Current Landscape and Future Directions on Bladder Sparing Approaches to Muscle-Invasive Bladder Cancer - Beyond the Abstract

Bladder cancer is among the most common malignancies of the urinary tract. In the United States, muscle-invasive bladder cancer is typically treated with radical cystectomy plus perioperative chemotherapy. However, radical cystectomy is associated with considerable morbidity and impact on quality of life. Furthermore, bladder cancer is a disease of the elderly with a median age of 70 at the time of diagnosis. Smoking is a well-documented risk factor, and many patients have smoking-related co-morbidities such as chronic obstructive pulmonary disease (COPD) and coronary artery disease (CAD). Simply put, many bladder cancer patients are unfit for aggressive surgery and as a consequence are not offered curative-intent treatment.

Tri-modal therapy (TMT) is an under-utilized, organ-sparing alternative to cystectomy for some patients with muscle-invasive bladder cancer which offers outcomes comparable to surgery and relatively favorable long-term quality of life measures.

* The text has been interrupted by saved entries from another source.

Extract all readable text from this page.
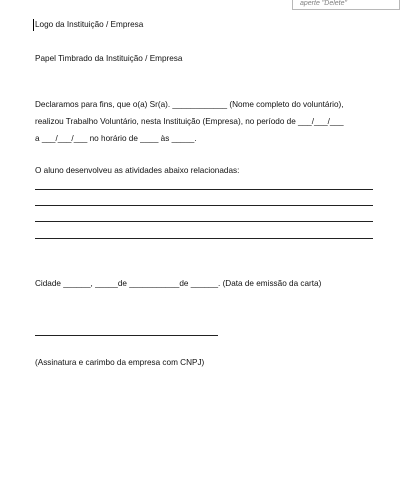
aperte "Delete"
Logo da Instituição / Empresa
Papel Timbrado da Instituição / Empresa
Declaramos para fins, que o(a) Sr(a). ____________ (Nome completo do voluntário),
realizou Trabalho Voluntário, nesta Instituição (Empresa), no período de ___/___/___
a ___/___/___ no horário de ____ às _____.
O aluno desenvolveu as atividades abaixo relacionadas:
Cidade ______, _____de ___________de ______. (Data de emissão da carta)
(Assinatura e carimbo da empresa com CNPJ)
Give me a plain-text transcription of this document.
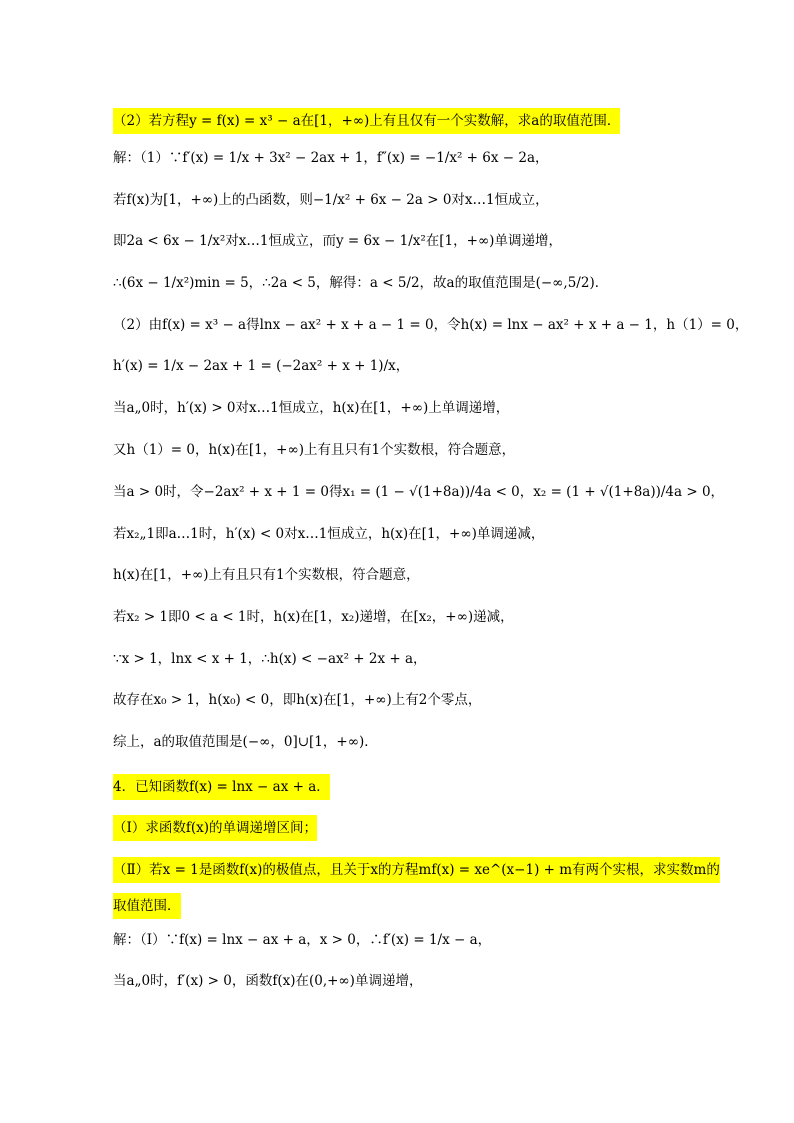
（2）若方程y = f(x) = x³ − a在[1，+∞)上有且仅有一个实数解，求a的取值范围．
解：（1）∵f′(x) = 1/x + 3x² − 2ax + 1，f″(x) = −1/x² + 6x − 2a，
若f(x)为[1，+∞)上的凸函数，则−1/x² + 6x − 2a > 0对x…1恒成立，
即2a < 6x − 1/x²对x…1恒成立，而y = 6x − 1/x²在[1，+∞)单调递增，
∴(6x − 1/x²)min = 5，∴2a < 5，解得：a < 5/2，故a的取值范围是(−∞,5/2)．
（2）由f(x) = x³ − a得lnx − ax² + x + a − 1 = 0，令h(x) = lnx − ax² + x + a − 1，h（1）= 0，
h′(x) = 1/x − 2ax + 1 = (−2ax² + x + 1)/x，
当a„0时，h′(x) > 0对x…1恒成立，h(x)在[1，+∞)上单调递增，
又h（1）= 0，h(x)在[1，+∞)上有且只有1个实数根，符合题意，
当a > 0时，令−2ax² + x + 1 = 0得x₁ = (1 − √(1+8a))/4a < 0，x₂ = (1 + √(1+8a))/4a > 0，
若x₂„1即a…1时，h′(x) < 0对x…1恒成立，h(x)在[1，+∞)单调递减，
h(x)在[1，+∞)上有且只有1个实数根，符合题意，
若x₂ > 1即0 < a < 1时，h(x)在[1，x₂)递增，在[x₂，+∞)递减，
∵x > 1，lnx < x + 1，∴h(x) < −ax² + 2x + a，
故存在x₀ > 1，h(x₀) < 0，即h(x)在[1，+∞)上有2个零点，
综上，a的取值范围是(−∞，0]∪[1，+∞)．
4．已知函数f(x) = lnx − ax + a．
（Ⅰ）求函数f(x)的单调递增区间；
（Ⅱ）若x = 1是函数f(x)的极值点，且关于x的方程mf(x) = xe^(x−1) + m有两个实根，求实数m的
取值范围．
解：（Ⅰ）∵f(x) = lnx − ax + a，x > 0，∴f′(x) = 1/x − a，
当a„0时，f′(x) > 0，函数f(x)在(0,+∞)单调递增，
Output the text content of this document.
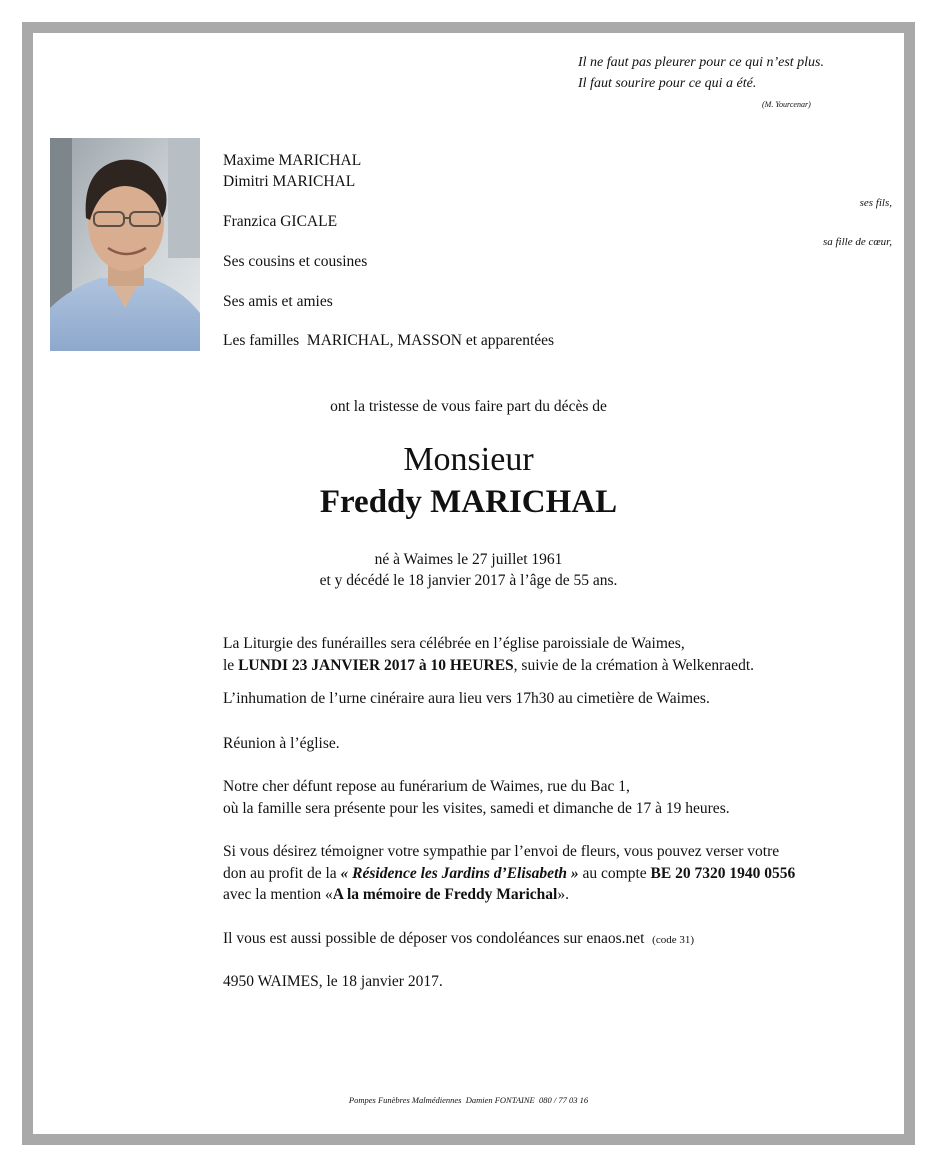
Il ne faut pas pleurer pour ce qui n’est plus.
Il faut sourire pour ce qui a été.
(M. Yourcenar)
Maxime MARICHAL
Dimitri MARICHAL
ses fils,
Franzica GICALE
sa fille de cœur,
Ses cousins et cousines
Ses amis et amies
Les familles  MARICHAL, MASSON et apparentées
ont la tristesse de vous faire part du décès de
Monsieur
Freddy MARICHAL
né à Waimes le 27 juillet 1961
et y décédé le 18 janvier 2017 à l’âge de 55 ans.
La Liturgie des funérailles sera célébrée en l’église paroissiale de Waimes,
le LUNDI 23 JANVIER 2017 à 10 HEURES, suivie de la crémation à Welkenraedt.
L’inhumation de l’urne cinéraire aura lieu vers 17h30 au cimetière de Waimes.
Réunion à l’église.
Notre cher défunt repose au funérarium de Waimes, rue du Bac 1,
où la famille sera présente pour les visites, samedi et dimanche de 17 à 19 heures.
Si vous désirez témoigner votre sympathie par l’envoi de fleurs, vous pouvez verser votre
don au profit de la « Résidence les Jardins d’Elisabeth » au compte BE 20 7320 1940 0556
avec la mention «A la mémoire de Freddy Marichal».
Il vous est aussi possible de déposer vos condoléances sur enaos.net (code 31)
4950 WAIMES, le 18 janvier 2017.
Pompes Funèbres Malmédiennes  Damien FONTAINE  080 / 77 03 16
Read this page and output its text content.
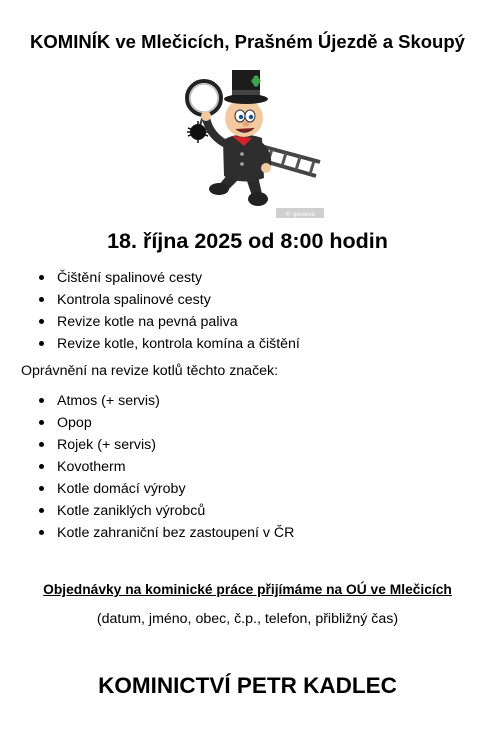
KOMINÍK ve Mlečicích, Prašném Újezdě a Skoupý
© gooeve
18. října 2025 od 8:00 hodin
Čištění spalinové cesty
Kontrola spalinové cesty
Revize kotle na pevná paliva
Revize kotle, kontrola komína a čištění
Oprávnění na revize kotlů těchto značek:
Atmos (+ servis)
Opop
Rojek (+ servis)
Kovotherm
Kotle domácí výroby
Kotle zaniklých výrobců
Kotle zahraniční bez zastoupení v ČR
Objednávky na kominické práce přijímáme na OÚ ve Mlečicích
(datum, jméno, obec, č.p., telefon, přibližný čas)
KOMINICTVÍ PETR KADLEC
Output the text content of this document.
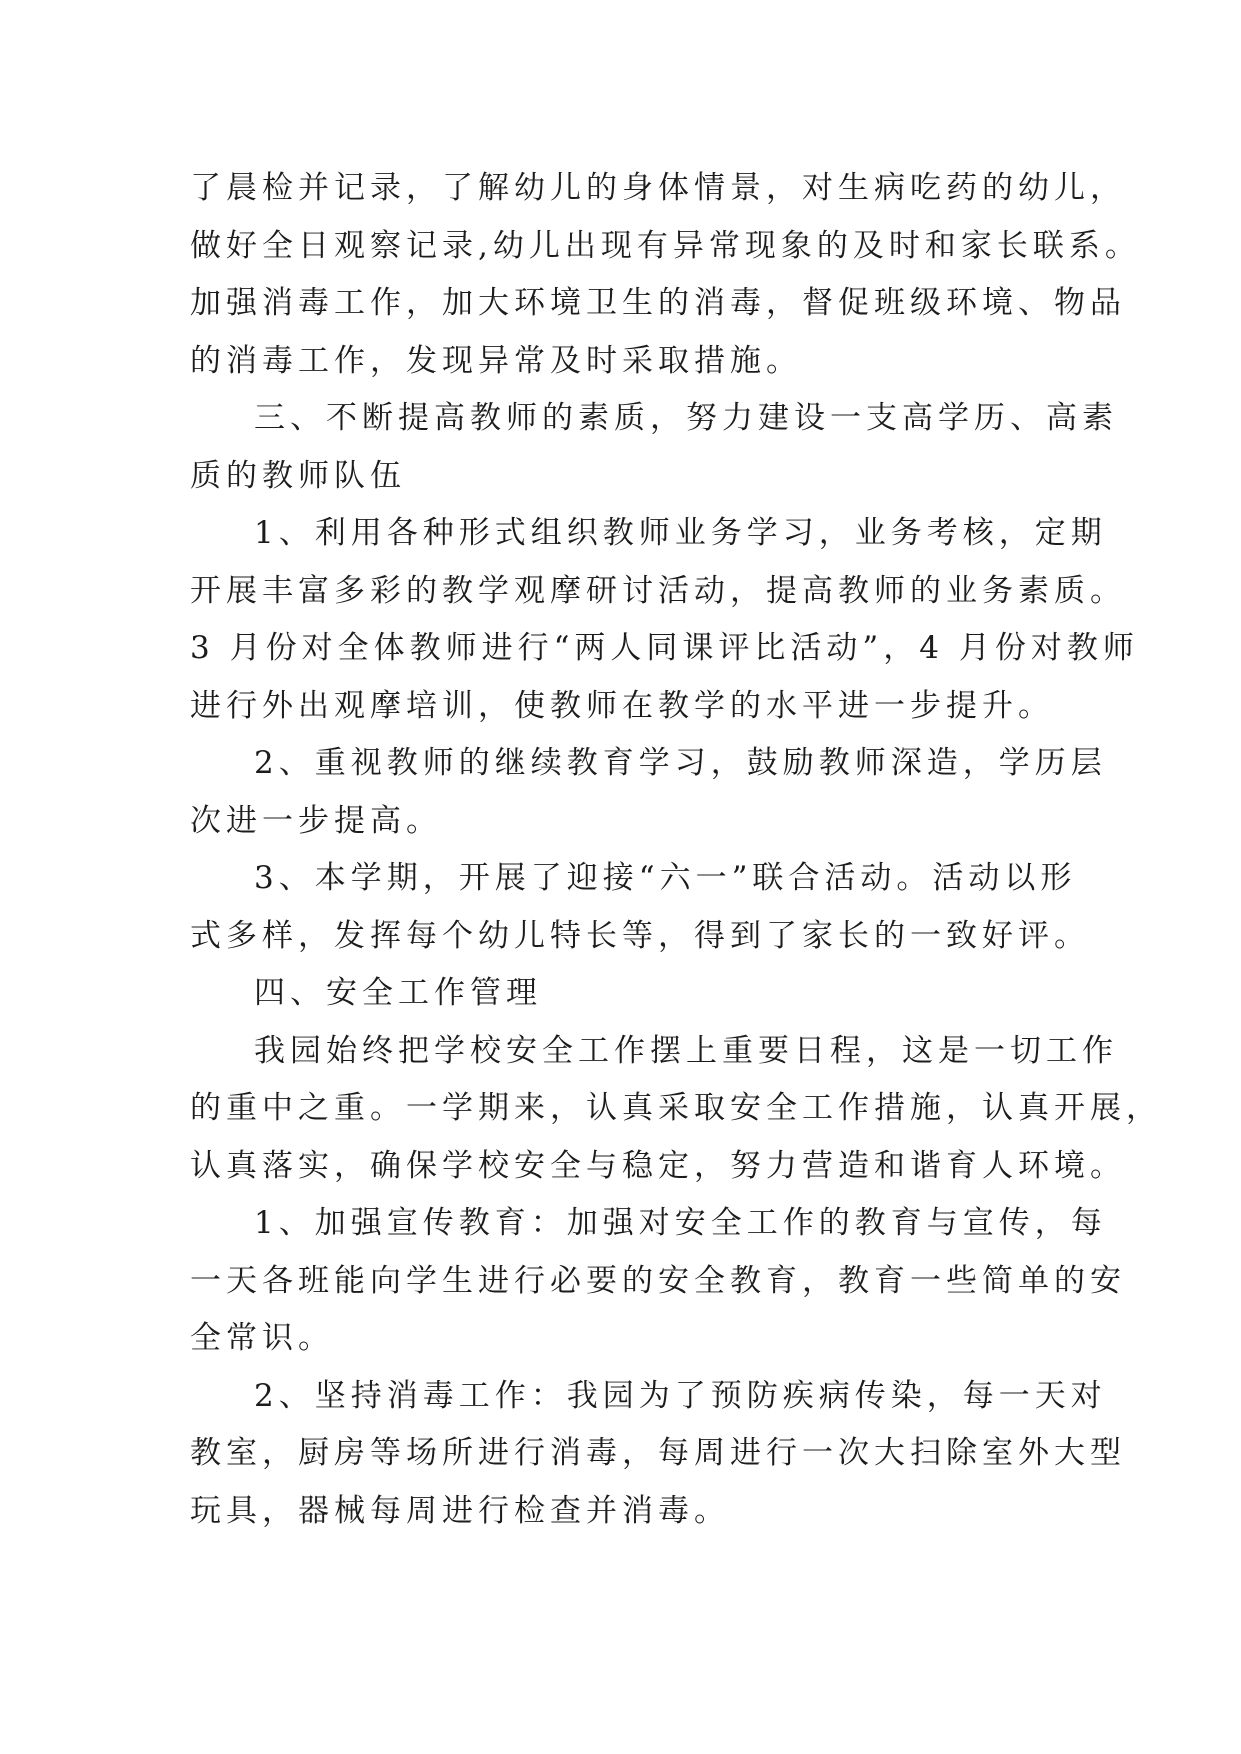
了晨检并记录，了解幼儿的身体情景，对生病吃药的幼儿，
做好全日观察记录,幼儿出现有异常现象的及时和家长联系。
加强消毒工作，加大环境卫生的消毒，督促班级环境、物品
的消毒工作，发现异常及时采取措施。
三、不断提高教师的素质，努力建设一支高学历、高素
质的教师队伍
1、利用各种形式组织教师业务学习，业务考核，定期
开展丰富多彩的教学观摩研讨活动，提高教师的业务素质。
3 月份对全体教师进行“两人同课评比活动”，4 月份对教师
进行外出观摩培训，使教师在教学的水平进一步提升。
2、重视教师的继续教育学习，鼓励教师深造，学历层
次进一步提高。
3、本学期，开展了迎接“六一”联合活动。活动以形
式多样，发挥每个幼儿特长等，得到了家长的一致好评。
四、安全工作管理
我园始终把学校安全工作摆上重要日程，这是一切工作
的重中之重。一学期来，认真采取安全工作措施，认真开展，
认真落实，确保学校安全与稳定，努力营造和谐育人环境。
1、加强宣传教育：加强对安全工作的教育与宣传，每
一天各班能向学生进行必要的安全教育，教育一些简单的安
全常识。
2、坚持消毒工作：我园为了预防疾病传染，每一天对
教室，厨房等场所进行消毒，每周进行一次大扫除室外大型
玩具，器械每周进行检查并消毒。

Our article “Current Landscape and Future Directions on Bladder Sparing Approaches to Muscle-Invasive Bladder Cancer” summarizes the existing literature on TMT and provides insight into future directions. It is our hope that this article improves awareness of this valuable treatment modality and ultimately increases the likelihood of bladder cancer patients being offered curative-intent therapy.